Through the Looking Glass Children's Book Reviews

What Presidents Are Made Of

What Presidents Are Made Of

Hancock Piven
Nonfiction Picture Book
For ages 7 to 9
Simon and Schuster, 2012   ISBN: 978-1442444331

Technically speaking, presidents are made of hair, skin, flesh, and blood just like the rest of us. They are also made of dreams and ambition, hopes and fears. Just like the rest of us. And, just like the rest of us, they have quirks that are uniquely theirs.

This book looks at these quirks, it tells us about some of the strange things America’s presidents did and thought, For example in the first entry in the book we find out that George Washington, the first president of the United States, was not only brave on the battle field and in the presidential office. He was also brave in his private life. Back in those days there was no fire department, and if a fire broke out, homeowners and their neighbors were supposed to take care of the fire themselves. One day, George Washington was out riding when he saw that a home was on fire. Without delay he behaved like a good neighbor, helping to put out a fire because the job needed to be done.

Later in the book we read that President Ulysses S. Grant was fond of riding his one-horse carriage very fast. He was, in short, one of those people who loves speed. One day, he was racing through the streets when he was pulled over by a police officer who did not recognize him. Grant was given a ticket, which he paid without a fuss. In fact he commended the police officer for doing a good job.

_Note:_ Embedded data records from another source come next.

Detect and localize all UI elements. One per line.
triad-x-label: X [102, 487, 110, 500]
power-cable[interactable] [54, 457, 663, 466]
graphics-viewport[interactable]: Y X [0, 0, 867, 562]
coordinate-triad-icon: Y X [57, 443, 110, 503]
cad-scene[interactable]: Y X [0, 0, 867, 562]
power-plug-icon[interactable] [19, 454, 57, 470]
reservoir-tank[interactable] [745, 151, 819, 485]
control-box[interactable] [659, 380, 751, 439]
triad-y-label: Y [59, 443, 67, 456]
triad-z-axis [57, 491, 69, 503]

President Franklin D. Roosevelt has a personality trait that many people would be able to identify with; he did not like to eat boring food. Unfortunately, the cook in the White House was not very skilled, and the meals she made were singularly uninspiring. So much so in fact that President Roosevelt often went hungry after a meal at the White House dining table. Thankfully, the president was quite happy to make himself a sandwich when he felt peckish.

We often imagine that our presidents are not like ordinary people, that they are above being silly, funny, or clumsy, but they are not. They have strengths and weaknesses, foibles and odd habits. In this book, young readers will enjoy reading about some of the habits of forty-four of America’s presidents, and they will also like looking at the clever collage illustrations that accompany the text.